Please see weaknesses.

评论

Thank you for your valuable suggestions! Indeed, the current study focuses on the MIMIC-III dataset, primarily because sepsis and mechanical ventilation are well-established tasks within this dataset, which allows us to effectively demonstrate the performance and feasibility of the proposed method. We are aware that the method is intended to address a broader healthcare problem, and as such, the experiments conducted on MIMIC-III cover not only sepsis treatment but also the important task of mechanical ventilation (the definition in Appendix A.2 and the results in Figure 17, Table 8 and Table 9) to showcase the method’s adaptability across multiple tasks.

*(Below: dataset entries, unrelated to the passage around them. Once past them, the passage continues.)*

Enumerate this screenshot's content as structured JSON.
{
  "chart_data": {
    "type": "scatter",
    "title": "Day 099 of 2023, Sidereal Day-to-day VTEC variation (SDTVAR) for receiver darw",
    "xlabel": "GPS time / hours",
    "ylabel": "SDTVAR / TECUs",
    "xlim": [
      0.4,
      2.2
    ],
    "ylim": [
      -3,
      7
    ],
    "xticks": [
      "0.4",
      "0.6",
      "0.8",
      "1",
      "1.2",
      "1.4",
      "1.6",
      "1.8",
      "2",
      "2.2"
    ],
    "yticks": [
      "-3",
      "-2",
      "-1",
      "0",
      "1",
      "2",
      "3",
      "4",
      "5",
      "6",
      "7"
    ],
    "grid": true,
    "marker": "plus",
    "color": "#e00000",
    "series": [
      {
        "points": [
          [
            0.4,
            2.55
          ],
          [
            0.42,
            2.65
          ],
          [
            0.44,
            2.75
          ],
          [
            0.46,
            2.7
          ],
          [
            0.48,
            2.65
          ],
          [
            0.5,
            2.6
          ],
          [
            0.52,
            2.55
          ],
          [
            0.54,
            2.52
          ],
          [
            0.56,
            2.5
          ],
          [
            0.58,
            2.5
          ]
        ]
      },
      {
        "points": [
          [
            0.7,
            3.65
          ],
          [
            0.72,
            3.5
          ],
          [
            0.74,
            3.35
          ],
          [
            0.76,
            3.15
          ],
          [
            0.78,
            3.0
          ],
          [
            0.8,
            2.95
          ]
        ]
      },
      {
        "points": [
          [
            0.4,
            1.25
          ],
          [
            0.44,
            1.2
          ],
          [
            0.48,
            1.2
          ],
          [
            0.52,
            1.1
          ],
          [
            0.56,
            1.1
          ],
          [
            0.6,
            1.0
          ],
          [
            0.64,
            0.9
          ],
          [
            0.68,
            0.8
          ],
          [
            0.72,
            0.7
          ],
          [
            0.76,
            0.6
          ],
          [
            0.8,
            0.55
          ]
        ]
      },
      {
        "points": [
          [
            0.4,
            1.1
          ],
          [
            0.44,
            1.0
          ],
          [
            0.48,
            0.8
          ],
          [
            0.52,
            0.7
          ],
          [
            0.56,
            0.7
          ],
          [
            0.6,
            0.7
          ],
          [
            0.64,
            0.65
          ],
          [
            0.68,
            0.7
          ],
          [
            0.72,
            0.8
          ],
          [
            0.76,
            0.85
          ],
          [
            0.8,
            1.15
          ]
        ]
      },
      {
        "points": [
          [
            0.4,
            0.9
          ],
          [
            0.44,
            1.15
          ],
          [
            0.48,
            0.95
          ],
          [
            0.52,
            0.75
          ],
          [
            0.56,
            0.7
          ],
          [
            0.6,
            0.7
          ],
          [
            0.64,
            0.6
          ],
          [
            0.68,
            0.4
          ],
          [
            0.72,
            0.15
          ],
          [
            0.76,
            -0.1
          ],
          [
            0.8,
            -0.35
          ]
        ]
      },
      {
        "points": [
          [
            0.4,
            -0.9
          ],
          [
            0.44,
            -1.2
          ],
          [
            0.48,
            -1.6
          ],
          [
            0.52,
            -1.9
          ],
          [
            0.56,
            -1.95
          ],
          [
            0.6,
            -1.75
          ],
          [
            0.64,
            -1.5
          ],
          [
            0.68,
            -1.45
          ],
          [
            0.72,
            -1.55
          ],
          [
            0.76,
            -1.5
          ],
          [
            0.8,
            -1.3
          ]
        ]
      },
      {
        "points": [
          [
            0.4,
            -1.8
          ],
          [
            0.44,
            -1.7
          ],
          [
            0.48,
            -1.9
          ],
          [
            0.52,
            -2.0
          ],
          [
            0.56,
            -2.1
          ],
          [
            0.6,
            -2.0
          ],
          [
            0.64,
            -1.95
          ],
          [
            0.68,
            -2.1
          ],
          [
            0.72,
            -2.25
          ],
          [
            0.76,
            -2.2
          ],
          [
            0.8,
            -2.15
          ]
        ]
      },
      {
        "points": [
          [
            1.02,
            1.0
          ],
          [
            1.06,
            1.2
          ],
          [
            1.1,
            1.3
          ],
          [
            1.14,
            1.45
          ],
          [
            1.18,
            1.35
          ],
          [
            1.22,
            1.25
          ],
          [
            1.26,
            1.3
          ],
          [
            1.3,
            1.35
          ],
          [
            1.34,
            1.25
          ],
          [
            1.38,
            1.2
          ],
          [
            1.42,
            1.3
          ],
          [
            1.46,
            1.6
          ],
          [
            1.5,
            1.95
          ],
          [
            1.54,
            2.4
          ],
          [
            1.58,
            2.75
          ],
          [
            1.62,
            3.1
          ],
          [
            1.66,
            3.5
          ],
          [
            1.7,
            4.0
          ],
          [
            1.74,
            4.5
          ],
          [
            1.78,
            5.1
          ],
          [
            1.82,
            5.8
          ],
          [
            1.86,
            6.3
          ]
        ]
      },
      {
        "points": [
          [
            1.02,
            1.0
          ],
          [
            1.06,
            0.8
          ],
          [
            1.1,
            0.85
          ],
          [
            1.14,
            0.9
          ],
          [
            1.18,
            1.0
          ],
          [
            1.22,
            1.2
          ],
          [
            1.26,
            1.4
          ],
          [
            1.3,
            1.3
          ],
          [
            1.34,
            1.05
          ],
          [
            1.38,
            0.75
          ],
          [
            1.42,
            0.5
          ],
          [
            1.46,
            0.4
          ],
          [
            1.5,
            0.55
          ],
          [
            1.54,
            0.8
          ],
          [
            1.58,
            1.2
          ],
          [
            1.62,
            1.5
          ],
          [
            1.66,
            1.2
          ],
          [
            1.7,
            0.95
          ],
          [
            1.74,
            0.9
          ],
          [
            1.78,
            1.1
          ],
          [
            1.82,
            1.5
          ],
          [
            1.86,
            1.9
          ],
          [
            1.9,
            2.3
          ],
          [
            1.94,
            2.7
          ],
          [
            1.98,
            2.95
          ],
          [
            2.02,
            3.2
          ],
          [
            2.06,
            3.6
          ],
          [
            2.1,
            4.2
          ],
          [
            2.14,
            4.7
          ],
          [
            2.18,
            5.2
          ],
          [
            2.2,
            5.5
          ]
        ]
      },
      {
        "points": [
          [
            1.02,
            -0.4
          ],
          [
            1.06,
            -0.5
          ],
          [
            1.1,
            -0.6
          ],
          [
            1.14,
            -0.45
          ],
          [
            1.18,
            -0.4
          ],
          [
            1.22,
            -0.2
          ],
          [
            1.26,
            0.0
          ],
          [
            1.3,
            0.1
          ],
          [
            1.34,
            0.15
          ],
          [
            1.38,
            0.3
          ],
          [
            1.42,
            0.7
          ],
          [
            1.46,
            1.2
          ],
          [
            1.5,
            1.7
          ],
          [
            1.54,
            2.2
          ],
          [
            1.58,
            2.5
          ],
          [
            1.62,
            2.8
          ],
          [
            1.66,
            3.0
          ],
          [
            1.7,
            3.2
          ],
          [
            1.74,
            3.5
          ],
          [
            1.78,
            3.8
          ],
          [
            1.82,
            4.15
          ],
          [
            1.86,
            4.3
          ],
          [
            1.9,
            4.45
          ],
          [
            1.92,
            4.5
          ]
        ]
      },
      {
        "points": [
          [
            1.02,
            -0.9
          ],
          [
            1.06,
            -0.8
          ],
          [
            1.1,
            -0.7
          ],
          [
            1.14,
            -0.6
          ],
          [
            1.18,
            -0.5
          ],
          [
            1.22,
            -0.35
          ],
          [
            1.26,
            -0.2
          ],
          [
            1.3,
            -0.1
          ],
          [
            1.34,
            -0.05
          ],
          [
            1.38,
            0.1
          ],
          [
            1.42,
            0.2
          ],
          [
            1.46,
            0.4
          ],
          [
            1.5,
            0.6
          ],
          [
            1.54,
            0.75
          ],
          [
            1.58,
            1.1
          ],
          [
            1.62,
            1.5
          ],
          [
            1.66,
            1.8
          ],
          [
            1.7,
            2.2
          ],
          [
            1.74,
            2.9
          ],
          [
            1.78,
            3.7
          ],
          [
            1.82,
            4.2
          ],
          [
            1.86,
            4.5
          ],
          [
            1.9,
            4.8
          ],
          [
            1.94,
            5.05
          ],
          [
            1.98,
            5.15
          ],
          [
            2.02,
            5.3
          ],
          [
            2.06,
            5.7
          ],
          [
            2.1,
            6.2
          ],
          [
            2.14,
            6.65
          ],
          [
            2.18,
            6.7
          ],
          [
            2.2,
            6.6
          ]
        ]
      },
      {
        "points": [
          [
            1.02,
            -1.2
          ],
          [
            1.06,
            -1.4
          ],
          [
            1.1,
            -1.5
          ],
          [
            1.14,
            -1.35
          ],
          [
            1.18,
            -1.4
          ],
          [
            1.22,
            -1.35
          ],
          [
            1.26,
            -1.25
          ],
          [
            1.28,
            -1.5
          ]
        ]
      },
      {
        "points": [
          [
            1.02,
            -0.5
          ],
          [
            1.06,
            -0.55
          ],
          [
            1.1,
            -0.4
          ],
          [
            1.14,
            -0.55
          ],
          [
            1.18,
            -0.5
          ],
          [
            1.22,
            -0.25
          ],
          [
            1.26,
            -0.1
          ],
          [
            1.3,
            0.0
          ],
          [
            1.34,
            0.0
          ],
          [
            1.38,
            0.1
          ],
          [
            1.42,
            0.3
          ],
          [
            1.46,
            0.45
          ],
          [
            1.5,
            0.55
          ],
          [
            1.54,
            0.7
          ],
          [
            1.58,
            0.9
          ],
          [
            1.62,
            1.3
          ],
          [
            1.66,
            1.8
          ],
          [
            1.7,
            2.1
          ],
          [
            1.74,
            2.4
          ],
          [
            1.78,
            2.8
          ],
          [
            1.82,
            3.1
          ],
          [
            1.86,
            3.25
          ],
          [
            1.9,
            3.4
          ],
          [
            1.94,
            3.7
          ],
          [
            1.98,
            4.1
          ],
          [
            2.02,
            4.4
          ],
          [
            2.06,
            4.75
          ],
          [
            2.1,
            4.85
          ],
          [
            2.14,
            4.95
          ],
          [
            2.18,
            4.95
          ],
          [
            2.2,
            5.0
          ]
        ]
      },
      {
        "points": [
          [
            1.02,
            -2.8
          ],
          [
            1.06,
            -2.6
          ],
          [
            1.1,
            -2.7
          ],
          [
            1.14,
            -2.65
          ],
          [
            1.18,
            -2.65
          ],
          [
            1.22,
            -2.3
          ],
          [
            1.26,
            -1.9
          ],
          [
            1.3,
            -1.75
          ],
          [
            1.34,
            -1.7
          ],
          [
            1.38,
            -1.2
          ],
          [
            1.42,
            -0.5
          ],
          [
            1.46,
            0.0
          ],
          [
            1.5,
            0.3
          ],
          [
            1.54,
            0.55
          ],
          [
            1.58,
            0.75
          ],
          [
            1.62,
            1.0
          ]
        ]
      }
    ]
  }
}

Additionally, we will try to extend our research to other datasets, such as the eICU dataset [1], to further validate the method’s effectiveness and generalizability across different clinical settings.

Thank you again for your suggestion—it will help us expand the scope and depth of our research!

[1] Pollard TJ, Johnson AEW, Raffa JD, Celi LA, Mark RG and Badawi O. The eICU Collaborative Research Database, a freely available multi-center database for critical care research. Scientific Data (2018). DOI: http://dx.doi.org/10.1038/sdata.2018.178.

AC 元评审

This paper proposes a transformer based model to overcome some challenges with safety in healthcare RL by using the decision-transformer framework combined with a reward design (IRL) setup where markovian assumptions may be violated. Empirical evaluation compares results in sepsis (mechanical vent) management in MIMIC.

Reviewers have raised several concerns regarding, lack of clarity in claims and overall writing, insufficient empirical evaluation with experiments only demonstrating MIMIC-III, lack of comparison with other safe RL frameworks, including the claim of benefits of transformer based representation learning but lacking rigorous evaluation of other representation learning settings in healthcare RL, as well as choice and comprehensiveness of the evaluation measures.

Authors have clarified several concerns while also updating the draft. However, reviewers have lingering concerns that are not sufficiently addressed in the updated draft or the author response, therefore most reviewers have not updated their score. I therefore recommend a reject in broad consensus with reviewer concerns that there are still some claims that need to be well justified through writing, and rigorous empirical evaluation.

审稿人讨论附加意见

No additional points were raised during reviewer discussion.